Райский дернул бабушку за рукав.
Кузьма Федотыч отвесил и Райскому такой же поклон.
– Хорошо ли торгуете? – спросила бабушка.
– Грех пожаловаться, сударыня. Только вы редко стали жаловать, – отвечал он, смахивая пыль с кресла и почтительно подвигая ей, а Райскому поставив стул.
В лавке были сукна и материи, в другой комнате – сыр, и леденцы, и пряности, и даже бронза.
Бабушка пересмотрела все материи, приценилась и к сыру, и к карандашам, поговорила о цене на хлеб и перешла в другую, потом в третью лавку, наконец, проехала через базар и купила только веревку, чтоб не вешали бабы белье на дерево, и отдала Прохору.
Он долго ее рассматривал, всё потягивая в руках каждый вершок, потом осмотрел оба конца и спрятал в шапку.
79
– Ну, теперь пора с визитами, – сказала она. – Поедем к Нилу Андреевичу.
– Кто это Нил Андреевич? – спросил Борис.
– Разве я тебе не говорила?

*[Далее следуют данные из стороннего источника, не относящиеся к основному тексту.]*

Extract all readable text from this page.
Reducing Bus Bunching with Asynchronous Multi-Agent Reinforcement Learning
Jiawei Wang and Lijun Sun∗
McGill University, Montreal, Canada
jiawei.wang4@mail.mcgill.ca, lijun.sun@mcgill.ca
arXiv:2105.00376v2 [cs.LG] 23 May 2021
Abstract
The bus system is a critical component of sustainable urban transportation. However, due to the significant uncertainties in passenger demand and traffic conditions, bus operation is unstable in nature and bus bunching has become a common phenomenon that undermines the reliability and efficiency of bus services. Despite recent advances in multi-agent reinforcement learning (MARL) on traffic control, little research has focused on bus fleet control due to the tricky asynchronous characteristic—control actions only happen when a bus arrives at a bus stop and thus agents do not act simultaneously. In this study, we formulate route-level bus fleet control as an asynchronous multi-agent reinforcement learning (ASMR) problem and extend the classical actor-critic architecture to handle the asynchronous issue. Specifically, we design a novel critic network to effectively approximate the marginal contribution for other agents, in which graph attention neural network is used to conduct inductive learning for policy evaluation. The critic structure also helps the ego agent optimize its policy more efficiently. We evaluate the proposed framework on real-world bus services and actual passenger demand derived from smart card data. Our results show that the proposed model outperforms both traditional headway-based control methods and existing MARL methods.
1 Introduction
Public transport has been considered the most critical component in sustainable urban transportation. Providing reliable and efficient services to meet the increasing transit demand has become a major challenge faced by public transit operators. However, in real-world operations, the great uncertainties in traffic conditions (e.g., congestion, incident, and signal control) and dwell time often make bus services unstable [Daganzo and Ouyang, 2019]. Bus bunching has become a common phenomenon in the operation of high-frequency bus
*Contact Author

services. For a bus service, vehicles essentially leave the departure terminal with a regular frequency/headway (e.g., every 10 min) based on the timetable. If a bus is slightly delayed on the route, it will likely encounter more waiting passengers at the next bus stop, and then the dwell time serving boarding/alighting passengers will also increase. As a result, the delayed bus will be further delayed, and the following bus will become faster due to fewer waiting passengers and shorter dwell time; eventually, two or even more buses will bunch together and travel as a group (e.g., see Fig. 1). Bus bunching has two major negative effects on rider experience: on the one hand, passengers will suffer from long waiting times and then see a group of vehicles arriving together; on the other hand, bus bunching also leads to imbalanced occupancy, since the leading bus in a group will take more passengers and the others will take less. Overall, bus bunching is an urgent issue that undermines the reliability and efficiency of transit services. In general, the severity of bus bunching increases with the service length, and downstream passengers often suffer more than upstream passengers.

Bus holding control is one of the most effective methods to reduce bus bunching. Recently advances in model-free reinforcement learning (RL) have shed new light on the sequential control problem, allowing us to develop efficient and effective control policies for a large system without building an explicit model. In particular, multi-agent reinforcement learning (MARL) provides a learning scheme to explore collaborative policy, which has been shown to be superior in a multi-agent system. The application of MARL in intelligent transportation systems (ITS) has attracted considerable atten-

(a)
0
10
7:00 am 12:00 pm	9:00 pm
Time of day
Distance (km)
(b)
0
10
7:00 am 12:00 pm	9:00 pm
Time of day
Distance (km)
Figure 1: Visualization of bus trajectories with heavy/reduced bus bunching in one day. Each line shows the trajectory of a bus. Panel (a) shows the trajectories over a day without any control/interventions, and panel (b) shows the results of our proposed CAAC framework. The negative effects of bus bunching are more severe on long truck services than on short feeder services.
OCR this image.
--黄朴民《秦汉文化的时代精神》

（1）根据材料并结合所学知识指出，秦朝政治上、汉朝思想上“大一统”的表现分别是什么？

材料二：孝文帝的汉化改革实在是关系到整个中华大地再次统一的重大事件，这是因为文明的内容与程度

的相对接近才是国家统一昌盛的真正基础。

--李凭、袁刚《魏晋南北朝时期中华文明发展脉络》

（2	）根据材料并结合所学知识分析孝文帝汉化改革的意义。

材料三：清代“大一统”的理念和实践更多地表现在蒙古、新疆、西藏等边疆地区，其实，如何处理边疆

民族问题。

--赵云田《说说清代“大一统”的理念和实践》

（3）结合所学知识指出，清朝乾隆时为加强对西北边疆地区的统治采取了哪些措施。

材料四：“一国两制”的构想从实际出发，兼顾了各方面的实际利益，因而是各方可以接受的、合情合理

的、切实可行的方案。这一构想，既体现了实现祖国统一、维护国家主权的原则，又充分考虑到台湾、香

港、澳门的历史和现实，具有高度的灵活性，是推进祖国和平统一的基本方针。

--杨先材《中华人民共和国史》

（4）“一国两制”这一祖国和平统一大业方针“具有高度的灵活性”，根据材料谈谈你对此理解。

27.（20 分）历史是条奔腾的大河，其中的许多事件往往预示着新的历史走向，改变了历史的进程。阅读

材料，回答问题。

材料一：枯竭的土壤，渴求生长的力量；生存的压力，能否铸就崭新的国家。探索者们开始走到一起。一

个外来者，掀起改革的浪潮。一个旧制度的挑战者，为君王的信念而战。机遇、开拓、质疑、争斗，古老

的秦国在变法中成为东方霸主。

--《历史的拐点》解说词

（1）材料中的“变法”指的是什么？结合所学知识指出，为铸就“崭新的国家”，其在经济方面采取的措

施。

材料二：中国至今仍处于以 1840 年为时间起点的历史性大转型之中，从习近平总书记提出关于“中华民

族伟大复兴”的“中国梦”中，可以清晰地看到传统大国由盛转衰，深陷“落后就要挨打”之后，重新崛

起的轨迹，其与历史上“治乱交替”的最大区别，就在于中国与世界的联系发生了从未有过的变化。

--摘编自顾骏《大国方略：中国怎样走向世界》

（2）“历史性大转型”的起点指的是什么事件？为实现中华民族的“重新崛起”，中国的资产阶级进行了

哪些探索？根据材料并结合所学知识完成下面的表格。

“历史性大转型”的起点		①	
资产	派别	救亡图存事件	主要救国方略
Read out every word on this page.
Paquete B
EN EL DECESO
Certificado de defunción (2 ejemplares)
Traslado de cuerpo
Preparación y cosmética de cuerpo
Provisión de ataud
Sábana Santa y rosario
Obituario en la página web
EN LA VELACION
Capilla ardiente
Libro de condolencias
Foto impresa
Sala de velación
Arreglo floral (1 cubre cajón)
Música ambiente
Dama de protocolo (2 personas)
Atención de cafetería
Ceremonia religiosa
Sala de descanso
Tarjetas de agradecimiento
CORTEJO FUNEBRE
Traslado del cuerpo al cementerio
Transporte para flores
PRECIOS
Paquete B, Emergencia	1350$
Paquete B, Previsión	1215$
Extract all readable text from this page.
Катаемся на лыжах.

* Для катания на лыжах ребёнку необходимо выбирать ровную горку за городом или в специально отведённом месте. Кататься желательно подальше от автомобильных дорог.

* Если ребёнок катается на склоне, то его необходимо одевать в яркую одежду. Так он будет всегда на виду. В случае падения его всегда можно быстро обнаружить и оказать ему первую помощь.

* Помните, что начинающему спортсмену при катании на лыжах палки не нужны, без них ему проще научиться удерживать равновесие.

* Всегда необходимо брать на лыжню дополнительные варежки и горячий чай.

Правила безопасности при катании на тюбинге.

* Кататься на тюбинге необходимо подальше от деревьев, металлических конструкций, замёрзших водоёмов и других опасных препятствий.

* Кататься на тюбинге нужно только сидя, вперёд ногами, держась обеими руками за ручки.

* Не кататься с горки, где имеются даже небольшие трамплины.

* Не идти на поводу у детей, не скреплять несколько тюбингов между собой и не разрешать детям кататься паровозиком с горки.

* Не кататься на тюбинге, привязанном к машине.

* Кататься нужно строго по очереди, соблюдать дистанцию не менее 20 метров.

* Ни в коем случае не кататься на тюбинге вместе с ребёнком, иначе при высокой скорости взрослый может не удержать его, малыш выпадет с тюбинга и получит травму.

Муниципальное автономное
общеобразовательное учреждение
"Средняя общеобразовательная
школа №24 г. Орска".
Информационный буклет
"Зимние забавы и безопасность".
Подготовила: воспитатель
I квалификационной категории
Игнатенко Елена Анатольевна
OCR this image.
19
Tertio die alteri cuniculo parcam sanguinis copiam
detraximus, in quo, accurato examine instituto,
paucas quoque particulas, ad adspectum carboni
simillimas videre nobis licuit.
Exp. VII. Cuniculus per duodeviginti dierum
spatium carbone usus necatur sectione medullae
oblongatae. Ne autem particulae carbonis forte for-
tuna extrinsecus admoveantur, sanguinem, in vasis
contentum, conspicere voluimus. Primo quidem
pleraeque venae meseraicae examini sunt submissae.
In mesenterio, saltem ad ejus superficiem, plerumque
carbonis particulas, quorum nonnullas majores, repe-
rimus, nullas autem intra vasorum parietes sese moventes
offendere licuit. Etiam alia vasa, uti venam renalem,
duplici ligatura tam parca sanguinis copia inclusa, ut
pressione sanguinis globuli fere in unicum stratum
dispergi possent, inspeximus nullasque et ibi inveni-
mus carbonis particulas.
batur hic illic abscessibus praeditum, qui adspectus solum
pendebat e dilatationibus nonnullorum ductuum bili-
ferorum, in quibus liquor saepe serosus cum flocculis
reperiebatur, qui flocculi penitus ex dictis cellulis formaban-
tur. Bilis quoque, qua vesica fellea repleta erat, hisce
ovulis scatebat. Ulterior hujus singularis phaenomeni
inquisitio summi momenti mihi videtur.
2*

Это председатель палаты, важный человек: солидный, умный, молчит всё; а если скажет, даром слов не тратит. Его все боятся в городе: что он сказал, то и свято. Ты приласкайся к нему: он любит пожурить…
– Что ж, бабушка, толку, что журит? Я не хочу…
– Молод, молод ты; после сам спасибо скажешь. Слава Богу, что не вывелись такие люди, что уму-разуму учат! Зато как лестно, когда кого похвалит! Набожный такой! Одного франта так отделал, узнав, что он в Троицу не был в церкви, что тот и язык прикусил. «Я, говорит, донесу на вас: это вольнодумство!» И ведь донесет, с ним шутить нельзя. Двух помещиков под опеку подвел. Его боятся как огня. А так – он добрый: ребенка встретит – по голове погладит, букашку на дороге никогда не раздавит, а отодвинет тростью в сторону: «Когда не можешь, говорит, дать жизни, и не лишай». И с вида важный; лоб как у твоего дедушки, лицо строгое, брови срослись. Как хорошо говорит – заслушаешься! Ты приласкайся к нему. И богат. Говорят, что в кармане у себя он тоже казенную палату завел, да будто родную племянницу обобрал и в сумасшедший дом запер. Есть грех, есть грех…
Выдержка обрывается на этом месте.